President to address Egyptian parliament
Egyptian president Mohamed Morsi is set to address a session of the upper house of parliament today as he faces rising criticism over political and economic missteps that have prompted high-level resignations.
The resignation is pending of central bank governor Farouk El- Oqda who agreed to remain in his post for a few weeks to avert an economic crisis on condition that Mr Morsi agrees to meet the concerns of the opposition over increasing control of state affairs exercised by the Muslim Brotherhood, to which the president belongs.
Finance minister Momtaz El-Saeed is also reportedly planning to leave office and Mr Morsi is said to be under pressure to appoint a brotherhood figure to replace him.
The most dramatic resignation was that of vice-president Mahmoud Mekki, a highly respected judge who stepped down on December 22nd as Egyptians were voting in the second round of the controversial constitutional referendum.
All three men have protested interference by the brotherhood’s guidance bureau, headed by Mohamed Badie.
Egyptian diplomats, civil servants and journalists say they are under pressure from the brotherhood-dominated government to refrain from criticising Mr Morsi.
Ahram Online quoted an unnamed young diplomat who stated: “I was summoned into the office of the assistant [foreign] minister. He said we were all partners in making the Revolution a success and now we should . . . help the president to deliver [its] hopes and dreams.”
He was warned not to “confuse [his] role as a diplomat with that of an activist”. A colleague was told his opposition to Mr Morsi would harm his career while another was told the foreign ministry was being “dis- loyal” due to postings on its Facebook page criticising Mr Morsi’s decisions as being detrimental to Egypt’s interests. His rush to adopt a constitution drafted by fundamentalists prompted 250 diplomats to refuse to supervise expatriate voting at embassies around the world.
Allegations by public servants confirm charges by the opposition that Mr Morsi has tried to curb freedom of speech since he took power.
Efforts to muzzle criticism of Egypt’s post-uprising military and civilian rulers initially targeted state-run radio and television channels which have been publically reprimanded by minister of information Salah Abdel-Maqsoud, a brotherhood affiliate, for joining and giving extensive coverage to opposition activities.

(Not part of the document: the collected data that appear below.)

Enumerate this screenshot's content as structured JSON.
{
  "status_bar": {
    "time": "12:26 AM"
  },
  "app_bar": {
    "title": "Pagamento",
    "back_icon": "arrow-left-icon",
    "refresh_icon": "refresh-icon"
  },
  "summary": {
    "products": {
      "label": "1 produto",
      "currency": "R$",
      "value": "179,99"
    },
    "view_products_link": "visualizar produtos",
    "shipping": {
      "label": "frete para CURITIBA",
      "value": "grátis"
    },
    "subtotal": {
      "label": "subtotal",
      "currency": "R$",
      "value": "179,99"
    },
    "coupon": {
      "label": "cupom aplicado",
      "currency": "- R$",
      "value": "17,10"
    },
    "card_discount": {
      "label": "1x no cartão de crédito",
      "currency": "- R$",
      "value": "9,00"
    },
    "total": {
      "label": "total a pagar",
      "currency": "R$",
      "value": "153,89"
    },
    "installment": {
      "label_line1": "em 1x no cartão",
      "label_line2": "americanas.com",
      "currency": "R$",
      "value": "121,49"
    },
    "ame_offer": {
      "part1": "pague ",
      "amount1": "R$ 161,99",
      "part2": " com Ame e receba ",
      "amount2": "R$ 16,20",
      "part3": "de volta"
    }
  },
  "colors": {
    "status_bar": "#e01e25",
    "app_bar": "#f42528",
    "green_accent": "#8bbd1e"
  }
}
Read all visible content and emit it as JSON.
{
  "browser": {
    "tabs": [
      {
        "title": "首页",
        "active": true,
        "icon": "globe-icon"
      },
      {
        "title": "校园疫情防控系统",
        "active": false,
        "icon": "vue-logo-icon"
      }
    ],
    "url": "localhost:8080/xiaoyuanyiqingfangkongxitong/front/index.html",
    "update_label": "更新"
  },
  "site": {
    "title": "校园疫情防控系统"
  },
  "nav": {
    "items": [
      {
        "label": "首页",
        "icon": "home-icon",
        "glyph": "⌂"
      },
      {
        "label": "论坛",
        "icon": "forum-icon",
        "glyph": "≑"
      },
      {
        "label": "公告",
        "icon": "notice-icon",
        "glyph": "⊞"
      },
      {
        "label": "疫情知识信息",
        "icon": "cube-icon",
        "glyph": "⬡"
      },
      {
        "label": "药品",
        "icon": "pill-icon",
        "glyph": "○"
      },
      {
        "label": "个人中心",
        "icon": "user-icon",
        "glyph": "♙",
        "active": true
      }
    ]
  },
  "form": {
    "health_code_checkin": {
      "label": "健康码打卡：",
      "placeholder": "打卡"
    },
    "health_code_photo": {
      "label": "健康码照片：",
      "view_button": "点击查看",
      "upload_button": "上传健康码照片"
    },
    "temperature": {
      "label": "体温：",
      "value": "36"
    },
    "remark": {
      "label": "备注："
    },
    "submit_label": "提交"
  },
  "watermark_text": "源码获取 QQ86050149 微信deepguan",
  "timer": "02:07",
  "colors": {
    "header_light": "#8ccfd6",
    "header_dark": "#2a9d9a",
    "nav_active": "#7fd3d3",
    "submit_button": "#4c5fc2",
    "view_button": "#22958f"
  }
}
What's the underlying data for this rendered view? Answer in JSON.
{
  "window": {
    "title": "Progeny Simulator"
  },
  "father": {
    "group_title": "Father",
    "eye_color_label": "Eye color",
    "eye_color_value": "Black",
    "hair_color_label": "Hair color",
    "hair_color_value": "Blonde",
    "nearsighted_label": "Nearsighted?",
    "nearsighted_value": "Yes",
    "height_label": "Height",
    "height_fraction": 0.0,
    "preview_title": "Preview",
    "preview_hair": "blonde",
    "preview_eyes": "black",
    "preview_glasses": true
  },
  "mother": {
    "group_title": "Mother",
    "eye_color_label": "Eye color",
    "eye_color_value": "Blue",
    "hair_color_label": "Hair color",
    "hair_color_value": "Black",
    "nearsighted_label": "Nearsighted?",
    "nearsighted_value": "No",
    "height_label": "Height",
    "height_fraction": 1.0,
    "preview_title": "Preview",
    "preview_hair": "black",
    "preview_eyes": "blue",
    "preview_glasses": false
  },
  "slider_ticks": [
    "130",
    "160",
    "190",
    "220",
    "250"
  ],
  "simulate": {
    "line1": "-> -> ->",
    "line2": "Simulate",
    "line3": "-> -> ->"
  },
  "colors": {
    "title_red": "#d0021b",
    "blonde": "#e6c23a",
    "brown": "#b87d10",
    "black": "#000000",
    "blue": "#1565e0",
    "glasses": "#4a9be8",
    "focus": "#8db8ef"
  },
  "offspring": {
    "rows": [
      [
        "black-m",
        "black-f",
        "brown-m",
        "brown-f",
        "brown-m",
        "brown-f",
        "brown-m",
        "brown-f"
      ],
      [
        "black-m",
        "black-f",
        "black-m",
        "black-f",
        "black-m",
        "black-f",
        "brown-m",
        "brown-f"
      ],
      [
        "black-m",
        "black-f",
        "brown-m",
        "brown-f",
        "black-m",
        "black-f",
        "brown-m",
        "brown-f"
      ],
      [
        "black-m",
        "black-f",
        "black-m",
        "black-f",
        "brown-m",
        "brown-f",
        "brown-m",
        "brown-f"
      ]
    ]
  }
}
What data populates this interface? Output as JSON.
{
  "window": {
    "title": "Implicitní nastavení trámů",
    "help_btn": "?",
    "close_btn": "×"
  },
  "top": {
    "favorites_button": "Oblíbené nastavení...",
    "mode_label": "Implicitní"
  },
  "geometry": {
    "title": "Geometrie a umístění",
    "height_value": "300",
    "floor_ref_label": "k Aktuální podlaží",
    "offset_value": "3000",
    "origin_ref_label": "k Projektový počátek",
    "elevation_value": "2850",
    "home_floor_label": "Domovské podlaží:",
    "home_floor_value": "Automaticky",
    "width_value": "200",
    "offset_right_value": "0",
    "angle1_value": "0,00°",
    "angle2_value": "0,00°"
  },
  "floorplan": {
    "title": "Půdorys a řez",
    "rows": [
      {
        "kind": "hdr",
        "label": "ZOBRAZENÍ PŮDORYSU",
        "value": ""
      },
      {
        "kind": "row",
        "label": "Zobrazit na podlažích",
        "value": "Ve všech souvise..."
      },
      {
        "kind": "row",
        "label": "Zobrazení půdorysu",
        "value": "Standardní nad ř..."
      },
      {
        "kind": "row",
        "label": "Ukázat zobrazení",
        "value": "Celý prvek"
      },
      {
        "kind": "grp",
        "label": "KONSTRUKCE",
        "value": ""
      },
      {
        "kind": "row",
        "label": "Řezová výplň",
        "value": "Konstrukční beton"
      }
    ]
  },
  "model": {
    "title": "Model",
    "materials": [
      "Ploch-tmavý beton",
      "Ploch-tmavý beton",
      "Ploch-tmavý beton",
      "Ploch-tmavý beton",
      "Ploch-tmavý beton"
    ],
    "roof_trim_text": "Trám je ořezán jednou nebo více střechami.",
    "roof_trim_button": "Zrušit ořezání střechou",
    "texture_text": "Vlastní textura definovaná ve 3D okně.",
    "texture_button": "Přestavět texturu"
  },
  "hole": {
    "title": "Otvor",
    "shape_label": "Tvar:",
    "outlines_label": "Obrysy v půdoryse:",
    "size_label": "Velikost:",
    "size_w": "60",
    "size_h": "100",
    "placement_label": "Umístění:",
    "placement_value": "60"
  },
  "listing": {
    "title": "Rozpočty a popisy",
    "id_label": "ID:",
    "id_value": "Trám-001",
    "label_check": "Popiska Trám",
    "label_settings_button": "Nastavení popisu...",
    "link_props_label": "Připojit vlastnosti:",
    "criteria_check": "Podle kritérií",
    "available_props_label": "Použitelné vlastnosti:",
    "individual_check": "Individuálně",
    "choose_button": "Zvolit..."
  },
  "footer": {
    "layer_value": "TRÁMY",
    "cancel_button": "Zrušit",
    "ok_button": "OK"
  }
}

Key appointments in state-run media have been made by the upper house, the Shura Council, where the brotherhood and its ultra-orthodox Salafi allies hold 75 per cent of the seats. These appointments drew criticism from Reporters Without Borders which urged “respect for the independence of the state-owned media [as] one of the fundamental guarantees of freedom of information in a country that aspires to be democratic”.
While attempts to manage the media have largely failed to contain criticism of Mr Morsi and may even have exacerbated it, the media has split along pro and anti-brotherhood lines, reflecting the bitter political polarisation in the country.